Microsoft and GitHub have been Served with A Lawsuit Over AI

Microsoft and GitHub have been Served with A Lawsuit Over AI

A US$9 billion lawsuit is filed against Microsoft and GitHub over infringing copyrights

A proposed class action complaint names Microsoft and GitHub, and its business partner OpenAI, alleging that their development of the AI-powered coding assistance GitHub Copilot depends on "software theft on an unprecedented scale." The case is still in its early stages, but it has the potential to have a significant impact.

It will impact the wider field of artificial intelligence, where businesses are generating fortunes by teaching software using data that is copyright-protected. Copilot, which Microsoft-owned GitHub launched in June 2021, is trained on web-scraped public code repositories, many of which are made available under licenses that oblige anyone using the code to give credit to its authors. Copilot has been found to repeat lengthy passages of licensed code without giving credit, which has led to this complaint accusing the corporations of flagrant copyright law violations. A set of 11 open-source licenses that require attribution of the author's name and copyright.

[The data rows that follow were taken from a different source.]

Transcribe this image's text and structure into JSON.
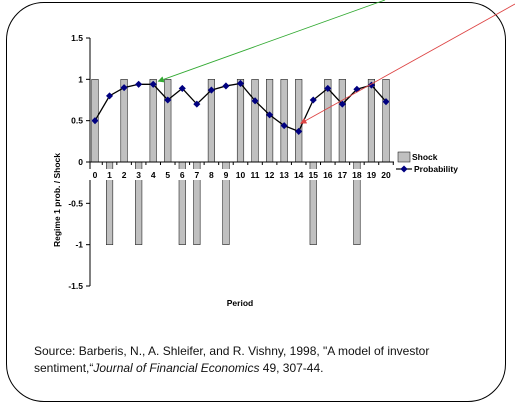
{
  "chart_data": {
    "type": "bar+line",
    "categories": [
      "0",
      "1",
      "2",
      "3",
      "4",
      "5",
      "6",
      "7",
      "8",
      "9",
      "10",
      "11",
      "12",
      "13",
      "14",
      "15",
      "16",
      "17",
      "18",
      "19",
      "20"
    ],
    "series": [
      {
        "name": "Shock",
        "type": "bar",
        "color": "#c0c0c0",
        "values": [
          1,
          -1,
          1,
          -1,
          1,
          1,
          -1,
          -1,
          1,
          -1,
          1,
          1,
          1,
          1,
          1,
          -1,
          1,
          1,
          -1,
          1,
          1
        ]
      },
      {
        "name": "Probability",
        "type": "line",
        "color": "#000080",
        "values": [
          0.5,
          0.8,
          0.9,
          0.94,
          0.94,
          0.75,
          0.89,
          0.7,
          0.87,
          0.92,
          0.95,
          0.74,
          0.57,
          0.44,
          0.37,
          0.75,
          0.89,
          0.7,
          0.88,
          0.93,
          0.73
        ]
      }
    ],
    "xlabel": "Period",
    "ylabel": "Regime 1 prob. / Shock",
    "ylim": [
      -1.5,
      1.5
    ],
    "yticks": [
      "1.5",
      "1",
      "0.5",
      "0",
      "-0.5",
      "-1",
      "-1.5"
    ],
    "legend_position": "right",
    "arrow_colors": {
      "green": "#33aa33",
      "red": "#dd4444"
    }
  },
  "source": {
    "prefix": "Source: Barberis, N., A. Shleifer, and R. Vishny, 1998, \"A model of investor sentiment,“",
    "journal": "Journal of Financial Economics",
    "suffix": " 49, 307-44."
  }
}
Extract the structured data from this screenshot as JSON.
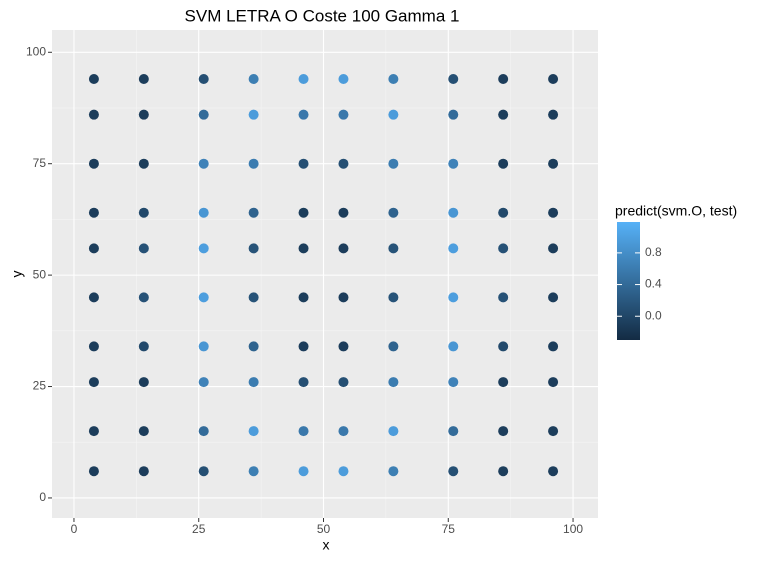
{
  "chart_data": {
    "type": "scatter",
    "title": "SVM LETRA O Coste 100 Gamma 1",
    "x_label": "x",
    "y_label": "y",
    "x": [
      4,
      4,
      4,
      4,
      4,
      4,
      4,
      4,
      4,
      4,
      14,
      14,
      14,
      14,
      14,
      14,
      14,
      14,
      14,
      14,
      26,
      26,
      26,
      26,
      26,
      26,
      26,
      26,
      26,
      26,
      36,
      36,
      36,
      36,
      36,
      36,
      36,
      36,
      36,
      36,
      46,
      46,
      46,
      46,
      46,
      46,
      46,
      46,
      46,
      46,
      54,
      54,
      54,
      54,
      54,
      54,
      54,
      54,
      54,
      54,
      64,
      64,
      64,
      64,
      64,
      64,
      64,
      64,
      64,
      64,
      76,
      76,
      76,
      76,
      76,
      76,
      76,
      76,
      76,
      76,
      86,
      86,
      86,
      86,
      86,
      86,
      86,
      86,
      86,
      86,
      96,
      96,
      96,
      96,
      96,
      96,
      96,
      96,
      96,
      96
    ],
    "values": [
      6,
      15,
      26,
      34,
      45,
      56,
      64,
      75,
      86,
      94,
      6,
      15,
      26,
      34,
      45,
      56,
      64,
      75,
      86,
      94,
      6,
      15,
      26,
      34,
      45,
      56,
      64,
      75,
      86,
      94,
      6,
      15,
      26,
      34,
      45,
      56,
      64,
      75,
      86,
      94,
      6,
      15,
      26,
      34,
      45,
      56,
      64,
      75,
      86,
      94,
      6,
      15,
      26,
      34,
      45,
      56,
      64,
      75,
      86,
      94,
      6,
      15,
      26,
      34,
      45,
      56,
      64,
      75,
      86,
      94,
      6,
      15,
      26,
      34,
      45,
      56,
      64,
      75,
      86,
      94,
      6,
      15,
      26,
      34,
      45,
      56,
      64,
      75,
      86,
      94,
      6,
      15,
      26,
      34,
      45,
      56,
      64,
      75,
      86,
      94
    ],
    "color_values": [
      -0.1,
      -0.1,
      -0.1,
      -0.1,
      -0.1,
      -0.1,
      -0.1,
      -0.1,
      -0.1,
      -0.1,
      -0.1,
      -0.1,
      -0.1,
      0.03,
      0.12,
      0.12,
      0.03,
      -0.1,
      -0.1,
      -0.1,
      0.1,
      0.41,
      0.67,
      0.89,
      0.98,
      0.98,
      0.89,
      0.67,
      0.41,
      0.1,
      0.63,
      0.96,
      0.6,
      0.32,
      0.14,
      0.14,
      0.32,
      0.6,
      0.96,
      0.63,
      0.96,
      0.56,
      0.1,
      -0.1,
      -0.1,
      -0.1,
      -0.1,
      0.1,
      0.56,
      0.96,
      0.96,
      0.56,
      0.1,
      -0.1,
      -0.1,
      -0.1,
      -0.1,
      0.1,
      0.56,
      0.96,
      0.63,
      0.96,
      0.6,
      0.32,
      0.14,
      0.14,
      0.32,
      0.6,
      0.96,
      0.63,
      0.1,
      0.41,
      0.67,
      0.89,
      0.98,
      0.98,
      0.89,
      0.67,
      0.41,
      0.1,
      -0.1,
      -0.1,
      -0.1,
      0.03,
      0.12,
      0.12,
      0.03,
      -0.1,
      -0.1,
      -0.1,
      -0.1,
      -0.1,
      -0.1,
      -0.1,
      -0.1,
      -0.1,
      -0.1,
      -0.1,
      -0.1,
      -0.1
    ],
    "xlim": [
      -4.4,
      105
    ],
    "ylim": [
      -4.5,
      105
    ],
    "xticks": [
      0,
      25,
      50,
      75,
      100
    ],
    "yticks": [
      0,
      25,
      50,
      75,
      100
    ],
    "grid": true,
    "colorbar": {
      "title": "predict(svm.O, test)",
      "lim": [
        -0.3,
        1.19
      ],
      "low": "#132B43",
      "high": "#56B1F7",
      "ticks": [
        {
          "value": 0,
          "label": "0.0"
        },
        0.4,
        0.8
      ]
    }
  }
}
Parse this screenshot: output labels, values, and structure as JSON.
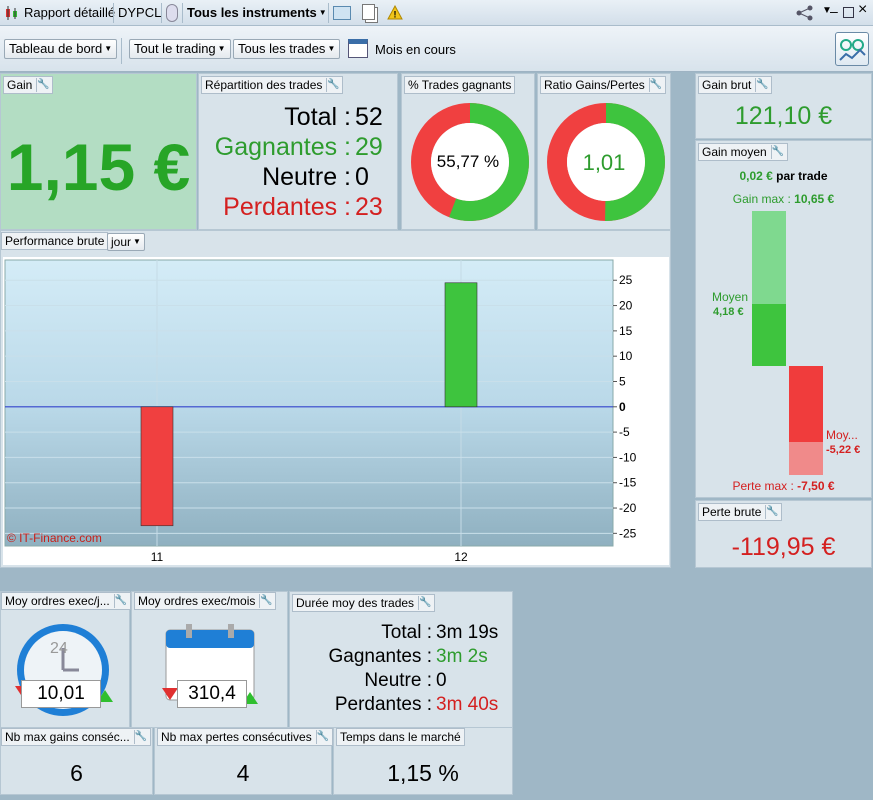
{
  "toolbar": {
    "report": "Rapport détaillé",
    "symbol": "DYPCL",
    "instruments": "Tous les instruments"
  },
  "toolbar2": {
    "dashboard": "Tableau de bord",
    "trading": "Tout le trading",
    "trades": "Tous les trades",
    "period": "Mois en cours"
  },
  "gain": {
    "label": "Gain",
    "value": "1,15 €"
  },
  "repartition": {
    "label": "Répartition des trades",
    "rows": [
      {
        "name": "Total",
        "value": "52",
        "color": "#000000"
      },
      {
        "name": "Gagnantes",
        "value": "29",
        "color": "#2e9c2e"
      },
      {
        "name": "Neutre",
        "value": "0",
        "color": "#000000"
      },
      {
        "name": "Perdantes",
        "value": "23",
        "color": "#d42020"
      }
    ]
  },
  "win_pct": {
    "label": "% Trades gagnants",
    "value": "55,77 %",
    "fraction": 0.5577
  },
  "ratio": {
    "label": "Ratio Gains/Pertes",
    "value": "1,01",
    "fraction": 0.5025
  },
  "gain_brut": {
    "label": "Gain brut",
    "value": "121,10 €"
  },
  "gain_moyen": {
    "label": "Gain moyen",
    "per_trade_value": "0,02 €",
    "per_trade_suffix": "par trade",
    "gain_max_label": "Gain max :",
    "gain_max": "10,65 €",
    "moyen_label": "Moyen",
    "moyen": "4,18 €",
    "moy_neg_label": "Moy...",
    "moy_neg": "-5,22 €",
    "perte_max_label": "Perte max :",
    "perte_max": "-7,50 €"
  },
  "perte_brute": {
    "label": "Perte brute",
    "value": "-119,95 €"
  },
  "performance": {
    "label": "Performance brute",
    "period": "jour",
    "watermark": "© IT-Finance.com"
  },
  "chart_data": {
    "type": "bar",
    "categories": [
      "11",
      "12"
    ],
    "values": [
      -23.5,
      24.5
    ],
    "ylim": [
      -27.5,
      29
    ],
    "yticks": [
      "25",
      "20",
      "15",
      "10",
      "5",
      "0",
      "-5",
      "-10",
      "-15",
      "-20",
      "-25"
    ],
    "grid": true
  },
  "moy_jour": {
    "label": "Moy ordres exec/j...",
    "value": "10,01",
    "clock": "24"
  },
  "moy_mois": {
    "label": "Moy ordres exec/mois",
    "value": "310,4"
  },
  "duree": {
    "label": "Durée moy des trades",
    "rows": [
      {
        "name": "Total",
        "value": "3m 19s",
        "color": "#000000"
      },
      {
        "name": "Gagnantes",
        "value": "3m 2s",
        "color": "#2e9c2e"
      },
      {
        "name": "Neutre",
        "value": "0",
        "color": "#000000"
      },
      {
        "name": "Perdantes",
        "value": "3m 40s",
        "color": "#d42020"
      }
    ]
  },
  "max_gains": {
    "label": "Nb max gains conséc...",
    "value": "6"
  },
  "max_pertes": {
    "label": "Nb max pertes consécutives",
    "value": "4"
  },
  "temps": {
    "label": "Temps dans le marché",
    "value": "1,15 %"
  }
}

Programmer and attorney Matthew Butterick, who filed the complaint with the aid of the San Francisco-based Joseph Saveri Law Firm, stated in a press release that "We are chal­leng­ing the legal­ity of GitHub Copi­lot." "This is just the beginning of a long journey. According to our knowledge, this is the first class-action lawsuit in the US to contest how AI systems are trained and produced. It won't be the final. AI software is not excluded from the law. These systems' creators and operators must continue to be held accountable.

Microsoft and OpenAI are not the only companies using web content that is protected by copyright to train AI systems. The open-source software Stable Diffusion is only one example of a text-to-image AI that was developed in precisely the same manner. The companies behind these programs believe that the fair use theory in the US covers their use of this data. However, according to legal experts, this is not yet settled law, and future litigation, such as Butterick's class action case, might completely alter the ill-defined status quo.

GitHub responded to a request for comment by saying: "We've been committed to responsibly innovating with Copilot from the outset, and will continue to evolve the product to best serve developers throughout the world."